То, что выше истины...
Маяковский, этот громогласный титан революционного стиха, в своем эссе «Как писать стихи» завещал поэтам одно: работать во имя образа. И он прав — не только в поэзии, но и во всем искусстве. Потому что искусство — это всегда предательство. Предательство факта, логики, даже морали — ради того, чтобы родилось нечто большее, чем правда.
2. Поэт — вор и лжец
«Поэт ради красного словца готов продать мать родную» — какая точная формулировка! В ней есть что-то от древнего, почти шаманского понимания творчества. Поэт — не летописец, не судья, не праведник. Он — "предатель по призванию". Он берет реальность и ломает ее, как стекло в калейдоскопе, чтобы сложился узор прекраснее, чем сама жизнь.
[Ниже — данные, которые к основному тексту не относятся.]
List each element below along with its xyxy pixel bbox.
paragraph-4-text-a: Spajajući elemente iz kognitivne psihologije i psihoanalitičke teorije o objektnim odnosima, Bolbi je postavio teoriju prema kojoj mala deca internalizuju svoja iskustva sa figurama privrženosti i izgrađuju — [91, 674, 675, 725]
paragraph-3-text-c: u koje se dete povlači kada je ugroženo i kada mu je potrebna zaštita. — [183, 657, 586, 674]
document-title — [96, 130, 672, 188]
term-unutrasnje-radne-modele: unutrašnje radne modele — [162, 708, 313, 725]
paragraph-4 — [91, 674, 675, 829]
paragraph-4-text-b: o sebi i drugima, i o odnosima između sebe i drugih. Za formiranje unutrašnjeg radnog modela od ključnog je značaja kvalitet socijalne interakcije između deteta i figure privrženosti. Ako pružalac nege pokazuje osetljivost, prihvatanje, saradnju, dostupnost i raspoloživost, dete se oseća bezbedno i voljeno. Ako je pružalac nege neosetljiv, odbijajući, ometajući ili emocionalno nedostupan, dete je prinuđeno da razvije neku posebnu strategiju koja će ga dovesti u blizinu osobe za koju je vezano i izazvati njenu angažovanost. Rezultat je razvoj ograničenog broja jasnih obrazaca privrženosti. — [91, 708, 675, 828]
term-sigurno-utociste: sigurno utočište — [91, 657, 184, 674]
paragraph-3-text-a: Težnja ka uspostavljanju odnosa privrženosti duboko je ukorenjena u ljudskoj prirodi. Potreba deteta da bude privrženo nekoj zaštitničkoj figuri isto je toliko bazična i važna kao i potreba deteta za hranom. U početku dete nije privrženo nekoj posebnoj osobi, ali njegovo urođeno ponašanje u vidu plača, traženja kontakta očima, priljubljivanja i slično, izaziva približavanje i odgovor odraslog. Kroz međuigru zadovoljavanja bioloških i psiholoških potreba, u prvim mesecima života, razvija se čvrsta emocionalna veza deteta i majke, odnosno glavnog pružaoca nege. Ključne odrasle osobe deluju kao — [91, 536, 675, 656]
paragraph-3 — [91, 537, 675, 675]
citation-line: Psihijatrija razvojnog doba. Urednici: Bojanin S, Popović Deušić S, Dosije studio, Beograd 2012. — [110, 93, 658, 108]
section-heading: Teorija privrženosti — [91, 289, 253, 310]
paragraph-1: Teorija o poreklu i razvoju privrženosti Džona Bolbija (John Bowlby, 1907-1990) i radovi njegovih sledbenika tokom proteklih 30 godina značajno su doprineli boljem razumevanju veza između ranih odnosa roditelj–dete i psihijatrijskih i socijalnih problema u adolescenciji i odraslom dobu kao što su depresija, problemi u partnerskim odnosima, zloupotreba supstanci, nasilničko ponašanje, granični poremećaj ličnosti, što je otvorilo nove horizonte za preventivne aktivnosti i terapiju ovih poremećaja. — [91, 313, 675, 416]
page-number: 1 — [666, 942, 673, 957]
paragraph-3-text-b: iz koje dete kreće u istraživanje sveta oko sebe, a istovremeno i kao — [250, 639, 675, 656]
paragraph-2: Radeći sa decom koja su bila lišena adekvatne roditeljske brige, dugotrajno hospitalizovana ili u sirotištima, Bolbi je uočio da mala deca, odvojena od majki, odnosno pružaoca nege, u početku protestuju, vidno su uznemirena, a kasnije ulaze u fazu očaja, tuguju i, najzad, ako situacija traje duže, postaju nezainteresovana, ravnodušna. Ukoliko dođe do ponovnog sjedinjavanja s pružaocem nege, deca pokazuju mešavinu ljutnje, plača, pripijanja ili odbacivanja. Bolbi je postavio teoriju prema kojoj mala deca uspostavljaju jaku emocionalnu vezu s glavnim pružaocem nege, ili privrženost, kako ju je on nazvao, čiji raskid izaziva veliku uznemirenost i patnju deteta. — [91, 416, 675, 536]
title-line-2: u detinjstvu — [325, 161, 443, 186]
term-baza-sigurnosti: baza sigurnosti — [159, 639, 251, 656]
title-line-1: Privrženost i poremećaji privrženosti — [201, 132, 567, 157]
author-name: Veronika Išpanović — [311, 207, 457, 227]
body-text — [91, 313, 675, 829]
Философ (чьё имя я, конечно, не стану уточнять — не в правде же дело!) сказал: «Поэт — это тот, кто метафору ставит выше истины». Да, чёрт возьми, да! Если выбирать между «солнце взошло» и «золотой нож разрезал тьму» — кто из настоящих поэтов выберет первое?
3. Достоевский и ересь выбора
Достоевский в письме к Фонвизиной высказал мысль, от которой у моралистов волосы встают дыбом: «Если б кто доказал мне, что Христос вне истины… я лучше хотел бы оставаться со Христом, нежели с истиной».
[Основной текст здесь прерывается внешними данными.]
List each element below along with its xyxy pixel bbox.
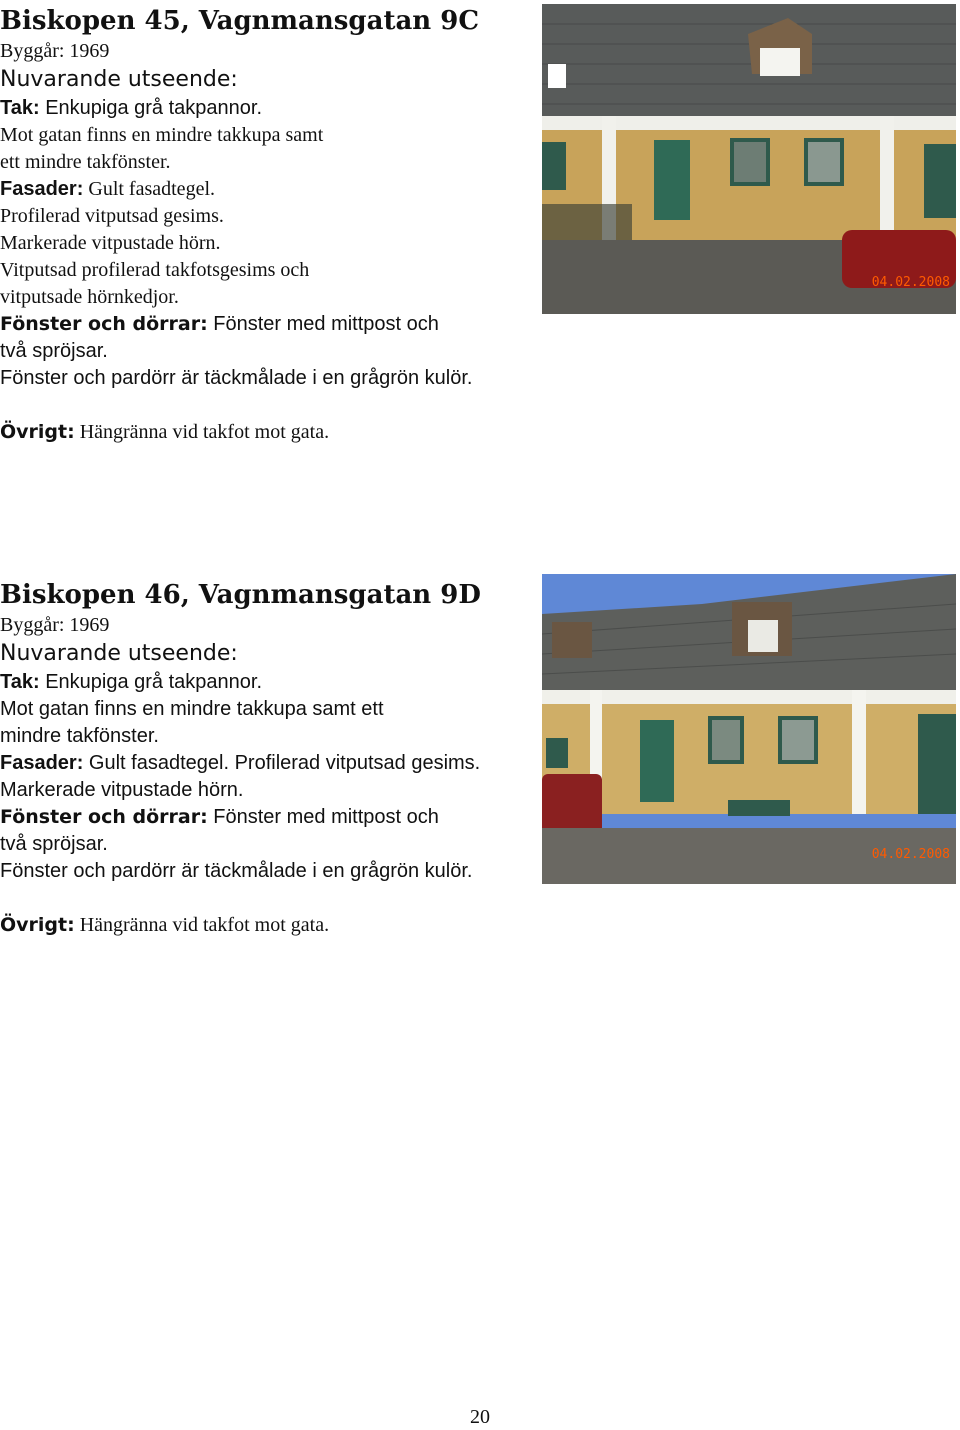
facade-text: Gult fasadtegel. xyxy=(83,178,215,200)
roof-text: Enkupiga grå takpannor. xyxy=(39,671,263,693)
entry-biskopen-45 xyxy=(0,4,540,446)
windows-line xyxy=(0,311,540,338)
other-line xyxy=(0,419,540,446)
current-appearance-heading: Nuvarande utseende: xyxy=(0,641,238,666)
roof-text: Enkupiga grå takpannor. xyxy=(39,97,263,119)
roof-line xyxy=(0,95,540,122)
color-line: Fönster och pardörr är täckmålade i en grågrön kulör. xyxy=(0,367,473,389)
roof-label: Tak: xyxy=(0,97,40,119)
windows-label: Fönster och dörrar: xyxy=(0,806,208,828)
facade-text: Gult fasadtegel. Profilerad vitputsad gesims. xyxy=(83,752,481,774)
entry-biskopen-46 xyxy=(0,578,540,939)
facade-line xyxy=(0,176,540,203)
facade-line xyxy=(0,750,540,777)
text-line: mindre takfönster. xyxy=(0,725,159,747)
house-photo xyxy=(542,574,956,884)
roof-label: Tak: xyxy=(0,671,40,693)
text-line: två spröjsar. xyxy=(0,340,108,362)
windows-text: Fönster med mittpost och xyxy=(207,313,439,335)
build-year: Byggår: 1969 xyxy=(0,614,110,636)
entry-title: Biskopen 45, Vagnmansgatan 9C xyxy=(0,6,480,36)
roof-line xyxy=(0,669,540,696)
text-line: Profilerad vitputsad gesims. xyxy=(0,205,224,227)
house-photo xyxy=(542,4,956,314)
windows-label: Fönster och dörrar: xyxy=(0,313,208,335)
text-line: Markerade vitpustade hörn. xyxy=(0,779,244,801)
text-line: Markerade vitpustade hörn. xyxy=(0,232,221,254)
text-line: vitputsade hörnkedjor. xyxy=(0,286,179,308)
facade-label: Fasader: xyxy=(0,178,84,200)
other-text: Hängränna vid takfot mot gata. xyxy=(74,421,330,443)
text-line: Vitputsad profilerad takfotsgesims och xyxy=(0,259,310,281)
text-line: två spröjsar. xyxy=(0,833,108,855)
other-label: Övrigt: xyxy=(0,421,75,443)
date-stamp: 04.02.2008 xyxy=(871,275,950,290)
build-year: Byggår: 1969 xyxy=(0,40,110,62)
other-label: Övrigt: xyxy=(0,914,75,936)
entry-title: Biskopen 46, Vagnmansgatan 9D xyxy=(0,580,481,610)
text-line: Mot gatan finns en mindre takkupa samt ett xyxy=(0,698,384,720)
text-line: Mot gatan finns en mindre takkupa samt xyxy=(0,124,324,146)
windows-text: Fönster med mittpost och xyxy=(207,806,439,828)
facade-label: Fasader: xyxy=(0,752,84,774)
other-text: Hängränna vid takfot mot gata. xyxy=(74,914,330,936)
page-number: 20 xyxy=(470,1406,490,1428)
other-line xyxy=(0,912,540,939)
text-line: ett mindre takfönster. xyxy=(0,151,171,173)
date-stamp: 04.02.2008 xyxy=(871,847,950,862)
windows-line xyxy=(0,804,540,831)
color-line: Fönster och pardörr är täckmålade i en grågrön kulör. xyxy=(0,860,473,882)
current-appearance-heading: Nuvarande utseende: xyxy=(0,67,238,92)
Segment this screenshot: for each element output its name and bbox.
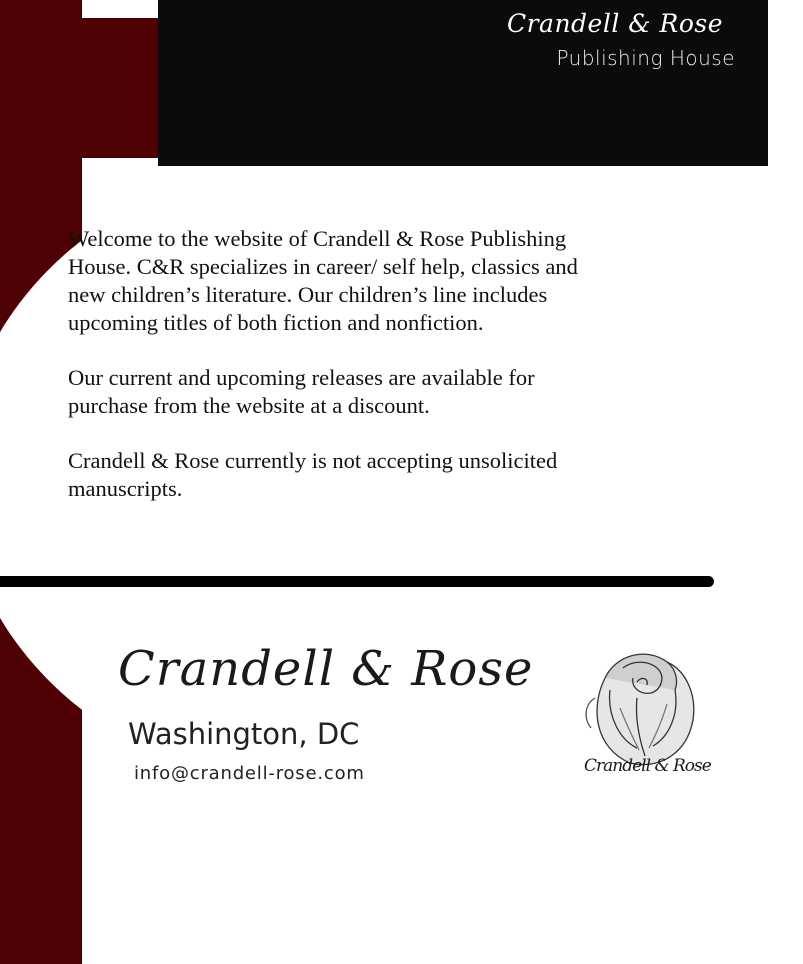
maroon-top-block xyxy=(0,18,160,158)
intro-paragraph-releases: Our current and upcoming releases are available for purchase from the website at a discount. xyxy=(68,365,535,418)
header-subtitle: Publishing House xyxy=(556,46,735,70)
header-banner xyxy=(158,0,768,166)
intro-paragraph-manuscripts: Crandell & Rose currently is not accepting unsolicited manuscripts. xyxy=(68,448,558,501)
section-divider xyxy=(0,576,714,587)
intro-paragraph-welcome: Welcome to the website of Crandell & Rose Publishing House. C&R specializes in career/ self help, classics and new children’s literature. Our children’s line includes upcoming titles of both fiction and nonfiction. xyxy=(68,226,578,335)
intro-text xyxy=(68,225,588,530)
contact-email: info@crandell-rose.com xyxy=(134,763,365,784)
header-title: Crandell & Rose xyxy=(506,9,723,38)
brand-name: Crandell & Rose xyxy=(118,641,534,697)
brand-city: Washington, DC xyxy=(128,717,360,751)
rose-logo-caption: Crandell & Rose xyxy=(584,756,711,776)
Боже, какая крамола! Какое святотатство против рационального мира! Но в этом — суть искусства. Поэт, художник, музыкант — они все еретики. Они говорят: «Да, возможно, это неправда. Но это — прекрасно. И потому я выбираю это».
4. Я тоже предатель
Могу признаться: я — из их числа. Я не с Христом (хотя и он — великий поэт, если вдуматься в его притчи), но со словом. Я продам истину, переверну факты, сошью реальность из лоскутов лжи — если так получится красивее.
Вспомним Бодлера, который писал «Труп» — отвратительный, разлагающийся, но как же ослепительно описанный! Или Рембо, который *«Я — это другой»— и этим всё сказал. Или нашего Хлебникова, который изобретал язык будущего, плевал на грамматику и творил мифы.
Искусство как измена
Искусство — это всегда измена. Измена реальности. Измена здравому смыслу. Иногда — даже человечности.
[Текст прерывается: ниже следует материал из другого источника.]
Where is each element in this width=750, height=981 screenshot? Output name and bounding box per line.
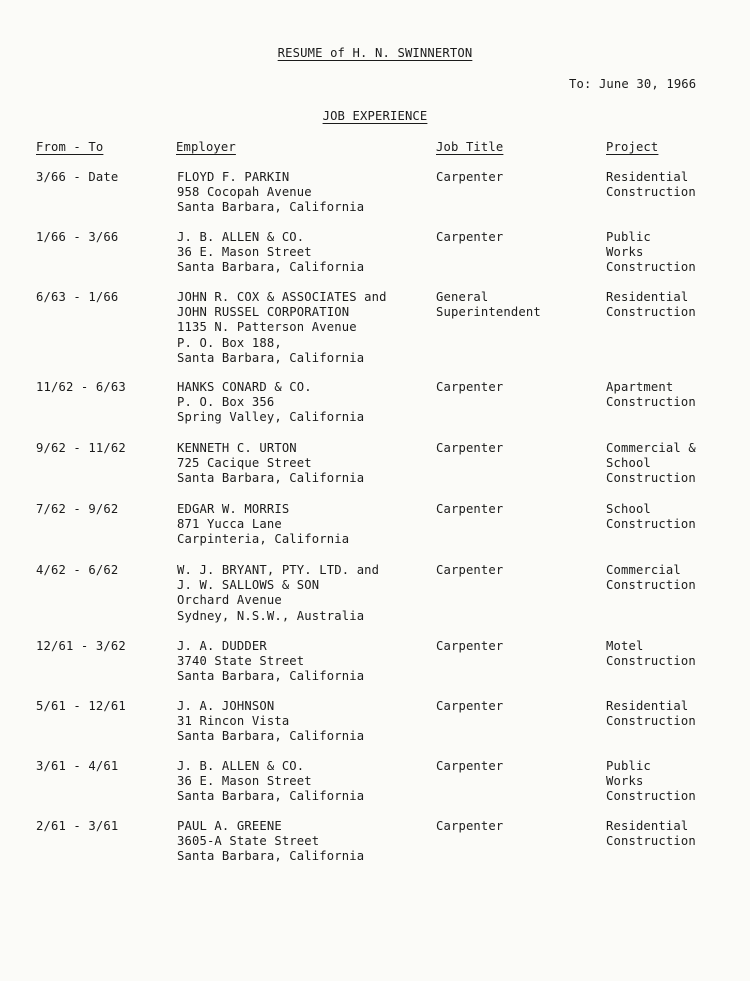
entry-project-line: Commercial & [606, 441, 696, 455]
entry-employer-line: KENNETH C. URTON [177, 441, 297, 455]
entry-employer-line: FLOYD F. PARKIN [177, 170, 290, 184]
document-title [0, 46, 750, 61]
entry-employer-line: Santa Barbara, California [177, 669, 365, 684]
entry-employer-line: EDGAR W. MORRIS [177, 502, 290, 516]
entry-employer-line: J. B. ALLEN & CO. [177, 759, 305, 773]
entry-project-line: Commercial [606, 563, 681, 577]
column-header-job-title: Job Title [436, 140, 504, 154]
entry-project [606, 290, 696, 320]
entry-employer [177, 290, 387, 366]
entry-project-line: Residential [606, 170, 689, 184]
entry-employer-line: Spring Valley, California [177, 410, 365, 425]
entry-employer-line: JOHN R. COX & ASSOCIATES and [177, 290, 387, 304]
entry-dates: 12/61 - 3/62 [36, 639, 126, 653]
entry-employer-line: Santa Barbara, California [177, 471, 365, 486]
entry-employer-line: 31 Rincon Vista [177, 714, 290, 729]
entry-employer-line: 871 Yucca Lane [177, 517, 282, 532]
entry-employer-line: W. J. BRYANT, PTY. LTD. and [177, 563, 380, 577]
entry-job-title [436, 441, 503, 456]
entry-project-line: School [606, 456, 651, 471]
entry-employer-line: Santa Barbara, California [177, 260, 365, 275]
entry-project-line: Construction [606, 185, 696, 200]
entry-job-title-line: Carpenter [436, 170, 504, 184]
entry-project [606, 639, 696, 669]
entry-job-title-line: Carpenter [436, 699, 504, 713]
entry-project-line: Residential [606, 290, 689, 304]
entry-employer-line: Santa Barbara, California [177, 789, 365, 804]
entry-employer-line: 36 E. Mason Street [177, 774, 312, 789]
entry-dates: 5/61 - 12/61 [36, 699, 126, 713]
entry-project-line: School [606, 502, 651, 516]
entry-project [606, 819, 696, 849]
entry-employer-line: 958 Cocopah Avenue [177, 185, 312, 200]
entry-project-line: Construction [606, 395, 696, 410]
entry-dates: 11/62 - 6/63 [36, 380, 126, 394]
entry-job-title-line: Carpenter [436, 230, 504, 244]
column-header-from-to: From - To [36, 140, 104, 154]
entry-employer-line: Santa Barbara, California [177, 350, 365, 365]
entry-job-title [436, 563, 503, 578]
entry-employer [177, 563, 379, 624]
entry-dates: 4/62 - 6/62 [36, 563, 119, 577]
entry-project-line: Construction [606, 714, 696, 729]
entry-employer-line: JOHN RUSSEL CORPORATION [177, 305, 350, 320]
entry-job-title-line: Carpenter [436, 380, 504, 394]
entry-dates: 1/66 - 3/66 [36, 230, 119, 244]
entry-project [606, 759, 696, 805]
entry-project [606, 441, 696, 487]
entry-project-line: Construction [606, 517, 696, 532]
document-title-text: RESUME of H. N. SWINNERTON [277, 46, 473, 60]
entry-project [606, 699, 696, 729]
section-title [0, 109, 750, 124]
entry-employer [177, 759, 364, 805]
entry-employer-line: Santa Barbara, California [177, 200, 365, 215]
entry-employer-line: J. B. ALLEN & CO. [177, 230, 305, 244]
entry-job-title-line: Superintendent [436, 305, 541, 320]
entry-employer-line: J. A. DUDDER [177, 639, 267, 653]
entry-project [606, 502, 696, 532]
column-header-project: Project [606, 140, 659, 154]
entry-job-title [436, 639, 503, 654]
entry-employer-line: HANKS CONARD & CO. [177, 380, 312, 394]
entry-project-line: Public [606, 759, 651, 773]
entry-dates: 3/61 - 4/61 [36, 759, 119, 773]
entry-employer [177, 230, 364, 276]
entry-project-line: Residential [606, 819, 689, 833]
entry-project-line: Public [606, 230, 651, 244]
entry-dates: 7/62 - 9/62 [36, 502, 119, 516]
entry-project [606, 170, 696, 200]
entry-project-line: Construction [606, 305, 696, 320]
entry-employer [177, 380, 364, 426]
entry-employer-line: Santa Barbara, California [177, 849, 365, 864]
entry-employer-line: Orchard Avenue [177, 593, 282, 608]
entry-employer-line: Sydney, N.S.W., Australia [177, 608, 365, 623]
entry-dates: 3/66 - Date [36, 170, 119, 184]
entry-employer [177, 502, 349, 548]
entry-employer-line: 36 E. Mason Street [177, 245, 312, 260]
entry-project-line: Construction [606, 834, 696, 849]
entry-project-line: Construction [606, 471, 696, 486]
entry-job-title-line: Carpenter [436, 441, 504, 455]
entry-employer-line: PAUL A. GREENE [177, 819, 282, 833]
entry-job-title-line: General [436, 290, 489, 304]
entry-project-line: Apartment [606, 380, 674, 394]
entry-project-line: Works [606, 245, 644, 260]
entry-employer-line: 3605-A State Street [177, 834, 320, 849]
entry-project-line: Construction [606, 789, 696, 804]
column-header-employer: Employer [176, 140, 236, 154]
entry-employer-line: 3740 State Street [177, 654, 305, 669]
entry-employer [177, 699, 364, 745]
entry-project-line: Construction [606, 578, 696, 593]
entry-project-line: Motel [606, 639, 644, 653]
entry-dates: 6/63 - 1/66 [36, 290, 119, 304]
section-title-text: JOB EXPERIENCE [322, 109, 428, 123]
entry-job-title [436, 290, 541, 320]
entry-dates: 9/62 - 11/62 [36, 441, 126, 455]
entry-job-title-line: Carpenter [436, 819, 504, 833]
entry-job-title [436, 170, 503, 185]
date-line: To: June 30, 1966 [569, 77, 697, 91]
entry-employer-line: 725 Cacique Street [177, 456, 312, 471]
entry-employer-line: J. A. JOHNSON [177, 699, 275, 713]
entry-project [606, 563, 696, 593]
entry-job-title-line: Carpenter [436, 759, 504, 773]
entry-job-title [436, 380, 503, 395]
entry-job-title [436, 502, 503, 517]
entry-job-title-line: Carpenter [436, 563, 504, 577]
entry-job-title-line: Carpenter [436, 639, 504, 653]
entry-project-line: Construction [606, 654, 696, 669]
entry-project-line: Construction [606, 260, 696, 275]
entry-employer [177, 170, 364, 216]
entry-job-title [436, 759, 503, 774]
entry-employer [177, 441, 364, 487]
entry-project-line: Works [606, 774, 644, 789]
entry-project [606, 230, 696, 276]
entry-dates: 2/61 - 3/61 [36, 819, 119, 833]
entry-employer [177, 639, 364, 685]
entry-employer-line: P. O. Box 356 [177, 395, 275, 410]
entry-employer-line: 1135 N. Patterson Avenue [177, 320, 357, 335]
entry-job-title-line: Carpenter [436, 502, 504, 516]
entry-employer-line: Carpinteria, California [177, 532, 350, 547]
entry-job-title [436, 230, 503, 245]
entry-employer-line: P. O. Box 188, [177, 335, 282, 350]
entry-job-title [436, 819, 503, 834]
entry-employer [177, 819, 364, 865]
entry-project-line: Residential [606, 699, 689, 713]
entry-job-title [436, 699, 503, 714]
entry-project [606, 380, 696, 410]
entry-employer-line: J. W. SALLOWS & SON [177, 578, 320, 593]
entry-employer-line: Santa Barbara, California [177, 729, 365, 744]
Гоголь сжег второй том «Мёртвых душ», потому что правда оказалась "недостаточно гениальной". Пушкин в «Евгении Онегине» издевался над героями, играл с сюжетом, предавал читательские ожидания — и создал шедевр.
А Маяковский? Он кричал: «Я хочу, чтоб к штыку приравняли перо!» — но при этом выдумывал новую реальность, в которой даже смерть становилась частью спектакля.
Вывод? Его нет
Потому что искусство не обязано делать выводы. Оно должно взрывать. Должно заставлять говорить: «Боже, как же это неправильно… и как прекрасно».
Так что да — я предам истину. Ради строки. Ради образа. Ради того, чтобы в мире было хоть что-то более живое, чем сама жизнь.
А если кому-то это кажется кощунством — что ж, значит, они просто не понимают, что "святотатство" и есть высшая форма творчества.